Mitterrand, la rose au poing
Sept ans plus tard, ce fut au tour de François Mitterrand de créer la surprise de la présidentielle. D'abord, en imposant sa candidature le 8 novembre 1980, alors que son adversaire Michel Rocard, favori des militants socialistes, s'était déclaré trois semaines plus tôt. Puis, en remontant le handicap que les sondages lui attribuaient par rapport à Valéry Giscard d'Estaing. En dépit de son bilan plus que mitigé, le président sortant, arrivé en tête du premier tour avec 22,5 % des voix contre 20,6 % au candidat socialiste, était persuadé d'être réélu.
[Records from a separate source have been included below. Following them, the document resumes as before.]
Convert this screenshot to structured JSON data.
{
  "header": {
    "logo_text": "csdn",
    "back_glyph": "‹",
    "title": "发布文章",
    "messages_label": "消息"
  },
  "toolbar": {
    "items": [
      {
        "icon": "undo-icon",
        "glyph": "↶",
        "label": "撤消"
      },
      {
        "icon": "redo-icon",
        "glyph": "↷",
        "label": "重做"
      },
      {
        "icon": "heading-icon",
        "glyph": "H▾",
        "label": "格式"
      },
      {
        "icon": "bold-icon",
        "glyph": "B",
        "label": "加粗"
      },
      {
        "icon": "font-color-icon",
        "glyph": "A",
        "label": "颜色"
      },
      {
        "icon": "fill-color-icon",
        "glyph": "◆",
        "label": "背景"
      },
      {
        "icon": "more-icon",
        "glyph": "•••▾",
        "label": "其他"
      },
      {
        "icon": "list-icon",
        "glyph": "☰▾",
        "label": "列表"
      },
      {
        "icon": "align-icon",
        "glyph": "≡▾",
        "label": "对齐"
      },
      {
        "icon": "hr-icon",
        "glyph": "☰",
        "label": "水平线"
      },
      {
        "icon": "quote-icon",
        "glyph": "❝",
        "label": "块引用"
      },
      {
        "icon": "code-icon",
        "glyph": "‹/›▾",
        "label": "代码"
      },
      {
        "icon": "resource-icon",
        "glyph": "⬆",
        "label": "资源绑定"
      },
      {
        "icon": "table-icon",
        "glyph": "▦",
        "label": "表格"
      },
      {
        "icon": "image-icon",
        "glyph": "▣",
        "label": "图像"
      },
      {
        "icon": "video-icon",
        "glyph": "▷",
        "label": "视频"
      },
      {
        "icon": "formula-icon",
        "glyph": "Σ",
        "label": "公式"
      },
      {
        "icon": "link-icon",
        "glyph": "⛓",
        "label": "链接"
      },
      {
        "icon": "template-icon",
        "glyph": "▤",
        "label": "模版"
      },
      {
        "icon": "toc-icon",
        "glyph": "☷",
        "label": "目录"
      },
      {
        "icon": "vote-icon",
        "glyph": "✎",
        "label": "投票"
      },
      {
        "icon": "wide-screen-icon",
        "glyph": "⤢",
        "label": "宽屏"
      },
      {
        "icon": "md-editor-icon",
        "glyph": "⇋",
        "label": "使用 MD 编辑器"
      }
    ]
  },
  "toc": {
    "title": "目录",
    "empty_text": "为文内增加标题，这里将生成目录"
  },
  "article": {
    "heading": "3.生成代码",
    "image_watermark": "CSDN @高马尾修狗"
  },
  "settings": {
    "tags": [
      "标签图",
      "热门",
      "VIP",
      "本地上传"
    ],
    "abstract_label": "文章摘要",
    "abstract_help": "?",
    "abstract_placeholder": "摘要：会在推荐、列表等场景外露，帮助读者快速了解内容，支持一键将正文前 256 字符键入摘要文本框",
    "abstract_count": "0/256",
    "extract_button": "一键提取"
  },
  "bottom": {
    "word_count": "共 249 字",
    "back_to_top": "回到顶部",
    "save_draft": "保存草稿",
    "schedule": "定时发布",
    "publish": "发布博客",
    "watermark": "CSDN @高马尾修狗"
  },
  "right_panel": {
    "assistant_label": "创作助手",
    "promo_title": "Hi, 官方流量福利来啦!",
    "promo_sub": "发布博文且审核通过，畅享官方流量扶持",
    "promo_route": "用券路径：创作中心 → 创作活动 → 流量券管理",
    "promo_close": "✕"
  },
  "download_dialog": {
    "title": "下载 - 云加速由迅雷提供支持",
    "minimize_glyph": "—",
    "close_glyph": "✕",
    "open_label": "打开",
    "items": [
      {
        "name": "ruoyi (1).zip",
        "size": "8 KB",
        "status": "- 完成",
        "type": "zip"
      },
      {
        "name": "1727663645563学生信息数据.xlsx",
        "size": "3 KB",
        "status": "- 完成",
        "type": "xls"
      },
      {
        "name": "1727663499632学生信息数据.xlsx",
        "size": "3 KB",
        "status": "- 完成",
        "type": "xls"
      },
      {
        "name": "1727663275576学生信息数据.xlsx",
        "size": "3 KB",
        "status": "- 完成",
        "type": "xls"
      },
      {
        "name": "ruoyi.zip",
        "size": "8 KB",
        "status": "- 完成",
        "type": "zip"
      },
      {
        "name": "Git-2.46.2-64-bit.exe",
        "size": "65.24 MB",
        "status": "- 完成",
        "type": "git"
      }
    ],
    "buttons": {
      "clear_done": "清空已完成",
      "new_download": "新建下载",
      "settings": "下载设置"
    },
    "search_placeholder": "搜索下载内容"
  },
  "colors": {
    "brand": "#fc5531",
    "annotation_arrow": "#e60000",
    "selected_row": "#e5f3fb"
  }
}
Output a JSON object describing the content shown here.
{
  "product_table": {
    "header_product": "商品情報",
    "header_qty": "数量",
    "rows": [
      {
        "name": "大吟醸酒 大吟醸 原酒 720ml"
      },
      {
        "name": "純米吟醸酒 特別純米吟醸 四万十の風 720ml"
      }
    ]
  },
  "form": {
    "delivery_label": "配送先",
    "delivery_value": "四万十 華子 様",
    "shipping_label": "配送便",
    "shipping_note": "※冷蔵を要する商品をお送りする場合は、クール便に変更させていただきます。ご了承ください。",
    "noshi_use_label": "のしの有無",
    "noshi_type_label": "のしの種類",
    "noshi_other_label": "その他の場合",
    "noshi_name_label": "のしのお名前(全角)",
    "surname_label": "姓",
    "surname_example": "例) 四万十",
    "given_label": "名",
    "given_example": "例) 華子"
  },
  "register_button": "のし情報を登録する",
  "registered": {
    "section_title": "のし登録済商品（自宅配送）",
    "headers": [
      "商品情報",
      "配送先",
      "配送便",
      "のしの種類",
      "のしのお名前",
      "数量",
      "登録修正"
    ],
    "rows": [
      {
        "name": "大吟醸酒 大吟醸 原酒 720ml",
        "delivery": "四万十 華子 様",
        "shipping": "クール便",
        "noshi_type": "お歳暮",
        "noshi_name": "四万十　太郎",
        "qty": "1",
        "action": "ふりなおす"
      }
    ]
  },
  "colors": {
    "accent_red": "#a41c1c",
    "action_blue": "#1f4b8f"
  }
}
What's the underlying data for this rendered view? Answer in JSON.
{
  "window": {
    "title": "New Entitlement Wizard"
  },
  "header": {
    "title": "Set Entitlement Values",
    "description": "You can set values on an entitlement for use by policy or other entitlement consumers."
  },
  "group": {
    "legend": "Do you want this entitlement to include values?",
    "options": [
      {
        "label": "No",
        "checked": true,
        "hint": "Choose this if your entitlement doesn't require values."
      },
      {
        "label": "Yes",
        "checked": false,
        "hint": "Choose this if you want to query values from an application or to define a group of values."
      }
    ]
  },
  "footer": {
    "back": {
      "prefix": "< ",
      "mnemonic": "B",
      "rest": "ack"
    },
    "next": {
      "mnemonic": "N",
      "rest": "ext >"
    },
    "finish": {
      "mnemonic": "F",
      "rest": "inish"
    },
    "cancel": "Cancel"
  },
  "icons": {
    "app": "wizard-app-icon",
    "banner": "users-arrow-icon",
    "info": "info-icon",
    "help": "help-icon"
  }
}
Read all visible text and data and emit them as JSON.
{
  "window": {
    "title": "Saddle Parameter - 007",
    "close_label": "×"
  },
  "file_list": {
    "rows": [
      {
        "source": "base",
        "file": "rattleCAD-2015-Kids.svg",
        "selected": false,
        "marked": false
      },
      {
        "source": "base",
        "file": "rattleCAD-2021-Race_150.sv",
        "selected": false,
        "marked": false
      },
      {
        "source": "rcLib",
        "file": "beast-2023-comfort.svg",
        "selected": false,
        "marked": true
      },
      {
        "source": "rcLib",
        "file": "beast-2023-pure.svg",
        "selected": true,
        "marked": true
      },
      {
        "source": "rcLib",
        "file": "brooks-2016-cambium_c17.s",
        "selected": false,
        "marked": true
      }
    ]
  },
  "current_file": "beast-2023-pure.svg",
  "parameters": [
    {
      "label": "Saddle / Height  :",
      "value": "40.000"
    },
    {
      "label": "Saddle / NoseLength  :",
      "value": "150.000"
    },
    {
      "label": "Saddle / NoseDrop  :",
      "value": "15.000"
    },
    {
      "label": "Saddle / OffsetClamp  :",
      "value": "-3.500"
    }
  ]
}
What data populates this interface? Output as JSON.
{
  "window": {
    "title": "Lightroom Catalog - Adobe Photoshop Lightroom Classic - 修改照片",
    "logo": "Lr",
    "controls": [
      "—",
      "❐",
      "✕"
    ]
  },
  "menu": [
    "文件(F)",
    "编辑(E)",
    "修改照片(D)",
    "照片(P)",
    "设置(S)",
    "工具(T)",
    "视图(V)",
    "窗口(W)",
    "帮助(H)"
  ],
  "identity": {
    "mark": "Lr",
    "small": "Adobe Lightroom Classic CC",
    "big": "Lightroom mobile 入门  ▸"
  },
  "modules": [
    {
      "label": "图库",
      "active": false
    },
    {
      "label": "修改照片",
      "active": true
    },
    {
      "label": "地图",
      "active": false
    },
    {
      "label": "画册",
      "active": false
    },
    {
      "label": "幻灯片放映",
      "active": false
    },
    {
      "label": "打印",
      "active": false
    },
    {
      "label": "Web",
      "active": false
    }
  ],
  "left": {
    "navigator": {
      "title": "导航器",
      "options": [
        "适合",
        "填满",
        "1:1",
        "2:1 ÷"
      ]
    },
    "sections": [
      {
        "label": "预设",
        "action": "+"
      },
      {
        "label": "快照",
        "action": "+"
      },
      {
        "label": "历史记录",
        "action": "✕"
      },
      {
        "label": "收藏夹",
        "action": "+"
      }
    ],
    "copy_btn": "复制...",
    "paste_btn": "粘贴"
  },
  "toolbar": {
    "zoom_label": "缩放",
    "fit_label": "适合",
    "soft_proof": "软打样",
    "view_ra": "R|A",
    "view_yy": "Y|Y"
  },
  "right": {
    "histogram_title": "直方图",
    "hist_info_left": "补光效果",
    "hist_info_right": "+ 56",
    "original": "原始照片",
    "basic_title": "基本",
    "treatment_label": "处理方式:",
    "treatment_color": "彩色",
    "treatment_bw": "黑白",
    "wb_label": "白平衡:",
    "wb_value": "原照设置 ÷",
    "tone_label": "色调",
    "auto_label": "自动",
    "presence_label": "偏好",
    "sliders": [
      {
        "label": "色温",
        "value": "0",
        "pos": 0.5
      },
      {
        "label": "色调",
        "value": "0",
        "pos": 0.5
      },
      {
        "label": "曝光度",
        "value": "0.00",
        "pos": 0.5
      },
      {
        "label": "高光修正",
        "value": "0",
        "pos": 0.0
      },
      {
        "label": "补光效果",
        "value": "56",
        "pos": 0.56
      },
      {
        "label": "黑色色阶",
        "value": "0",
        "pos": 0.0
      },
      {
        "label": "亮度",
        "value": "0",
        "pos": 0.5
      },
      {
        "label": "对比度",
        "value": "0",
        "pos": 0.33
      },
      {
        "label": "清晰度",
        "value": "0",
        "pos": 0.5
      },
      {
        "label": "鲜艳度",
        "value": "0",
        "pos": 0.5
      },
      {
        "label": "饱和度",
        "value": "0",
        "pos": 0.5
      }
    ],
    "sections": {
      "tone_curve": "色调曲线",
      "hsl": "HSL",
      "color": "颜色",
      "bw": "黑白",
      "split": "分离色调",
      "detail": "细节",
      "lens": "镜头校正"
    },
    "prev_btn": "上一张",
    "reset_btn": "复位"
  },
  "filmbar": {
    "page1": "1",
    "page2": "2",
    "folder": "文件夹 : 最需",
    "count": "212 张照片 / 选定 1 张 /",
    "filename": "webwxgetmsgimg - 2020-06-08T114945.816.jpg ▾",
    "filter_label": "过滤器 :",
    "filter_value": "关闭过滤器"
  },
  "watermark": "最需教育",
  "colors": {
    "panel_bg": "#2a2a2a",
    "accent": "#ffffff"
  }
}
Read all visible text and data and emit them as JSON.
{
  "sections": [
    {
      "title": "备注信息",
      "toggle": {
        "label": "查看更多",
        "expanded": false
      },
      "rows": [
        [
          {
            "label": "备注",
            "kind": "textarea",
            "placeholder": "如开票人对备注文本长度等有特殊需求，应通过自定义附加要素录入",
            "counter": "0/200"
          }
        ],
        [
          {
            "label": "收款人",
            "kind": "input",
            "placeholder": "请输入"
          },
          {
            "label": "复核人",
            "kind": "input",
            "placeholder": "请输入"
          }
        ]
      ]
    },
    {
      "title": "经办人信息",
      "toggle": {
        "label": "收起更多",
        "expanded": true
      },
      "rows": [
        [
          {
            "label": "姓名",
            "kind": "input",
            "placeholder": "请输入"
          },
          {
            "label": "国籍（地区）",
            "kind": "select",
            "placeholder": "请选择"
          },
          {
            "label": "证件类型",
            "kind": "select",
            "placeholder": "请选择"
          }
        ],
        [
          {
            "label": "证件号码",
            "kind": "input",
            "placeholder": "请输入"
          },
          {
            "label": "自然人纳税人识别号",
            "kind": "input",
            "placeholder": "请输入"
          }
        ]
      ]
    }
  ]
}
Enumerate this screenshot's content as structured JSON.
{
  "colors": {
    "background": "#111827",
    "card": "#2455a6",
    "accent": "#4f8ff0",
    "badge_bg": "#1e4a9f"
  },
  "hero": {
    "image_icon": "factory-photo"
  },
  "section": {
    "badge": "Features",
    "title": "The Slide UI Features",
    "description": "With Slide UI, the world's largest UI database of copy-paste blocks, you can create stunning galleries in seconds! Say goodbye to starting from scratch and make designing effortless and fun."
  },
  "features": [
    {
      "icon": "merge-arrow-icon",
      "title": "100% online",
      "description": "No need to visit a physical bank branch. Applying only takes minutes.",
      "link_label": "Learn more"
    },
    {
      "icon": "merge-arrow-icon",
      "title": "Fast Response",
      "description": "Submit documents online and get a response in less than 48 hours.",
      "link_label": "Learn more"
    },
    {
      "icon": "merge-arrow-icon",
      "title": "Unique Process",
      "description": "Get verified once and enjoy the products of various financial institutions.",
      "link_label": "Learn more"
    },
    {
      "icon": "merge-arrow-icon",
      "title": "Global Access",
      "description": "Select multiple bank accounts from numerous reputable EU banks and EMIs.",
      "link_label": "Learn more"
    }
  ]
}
Il est vrai que le comportement de Jacques Chirac, troisième homme de l'élection, appelant du bout des lèvres à voter pour le chef de l'Etat au second tour, détourna de Giscard bon nombre d'électeurs gaullistes. Par ailleurs, la dynamique électorale était du côté de François Mitterrand, vainqueur de la joute télévisée d'entre les deux tours avec sa formule sur « le président du passif ». Mais sa victoire du 10 mai 1981, avec 51,76 %, fut néanmoins une surprise pour nombre d'observateurs qui ne croyaient pas à l'alternance, et un électrochoc pour le monde entier.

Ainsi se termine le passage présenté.